When P indistinguishable balls are randomly distributed among L distinguishable boxes, and considering the dense system P >> L, our natural intuition tells us that the box with the average number of balls P/L has the highest probability and that none of boxes are empty; however in reality, the probability of the empty box is always the highest. This fact is with contradistinction to sparse system P << L (i.e. energy distribution in gas) in which the average value has the highest probability. Here we show that when we postulate the requirement that all possible configurations of balls in the boxes have equal probabilities, a realistic "long tail" distribution is obtained. This formalism, when applied for sparse systems, converges to distributions in which the average is preferred. We calculate some of the distributions resulted from this postulate and obtain most of the known distributions in nature, namely: Zipf’s law, Benford’s law, particles energy distributions, and more.

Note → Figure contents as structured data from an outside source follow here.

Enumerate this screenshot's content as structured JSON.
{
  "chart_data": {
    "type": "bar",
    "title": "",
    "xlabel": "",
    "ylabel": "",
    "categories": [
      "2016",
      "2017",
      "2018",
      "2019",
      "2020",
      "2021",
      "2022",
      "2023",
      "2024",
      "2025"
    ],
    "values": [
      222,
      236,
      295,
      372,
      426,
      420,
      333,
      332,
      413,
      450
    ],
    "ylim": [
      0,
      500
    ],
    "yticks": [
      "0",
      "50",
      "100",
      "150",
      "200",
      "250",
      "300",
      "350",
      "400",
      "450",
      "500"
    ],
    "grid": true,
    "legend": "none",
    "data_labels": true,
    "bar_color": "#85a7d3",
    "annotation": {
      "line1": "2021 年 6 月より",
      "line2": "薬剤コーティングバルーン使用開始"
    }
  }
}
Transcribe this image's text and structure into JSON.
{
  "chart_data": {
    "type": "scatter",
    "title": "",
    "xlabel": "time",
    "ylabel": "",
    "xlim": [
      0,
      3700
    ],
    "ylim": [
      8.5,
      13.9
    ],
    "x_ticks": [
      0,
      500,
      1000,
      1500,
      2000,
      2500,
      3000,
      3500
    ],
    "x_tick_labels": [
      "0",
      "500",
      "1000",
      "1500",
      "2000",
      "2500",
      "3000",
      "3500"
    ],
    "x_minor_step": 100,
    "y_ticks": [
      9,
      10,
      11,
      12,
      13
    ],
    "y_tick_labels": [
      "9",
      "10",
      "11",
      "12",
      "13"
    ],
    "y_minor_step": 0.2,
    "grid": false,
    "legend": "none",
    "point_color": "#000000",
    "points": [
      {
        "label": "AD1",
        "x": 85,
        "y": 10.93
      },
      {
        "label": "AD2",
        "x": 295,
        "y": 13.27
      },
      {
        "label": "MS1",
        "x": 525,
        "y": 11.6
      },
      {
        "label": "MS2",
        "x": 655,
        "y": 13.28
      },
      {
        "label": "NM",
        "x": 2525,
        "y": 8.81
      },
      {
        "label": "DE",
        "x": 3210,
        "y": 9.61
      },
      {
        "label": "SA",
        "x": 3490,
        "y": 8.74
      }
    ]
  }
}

Further generalization of this novel approach yields not only much better predictions for elections, polls, market share distribution among competing companies, and so forth, but also a compelling probabilistic explanation for Planck's famous empirical finding that the energy of a photon is hv. This paper unifies everyday probability calculations done by surveyors, gamblers and economists with the calculations done by physicists, therefore enabling the applications of the methodology of statistical physics in economics and the life sciences.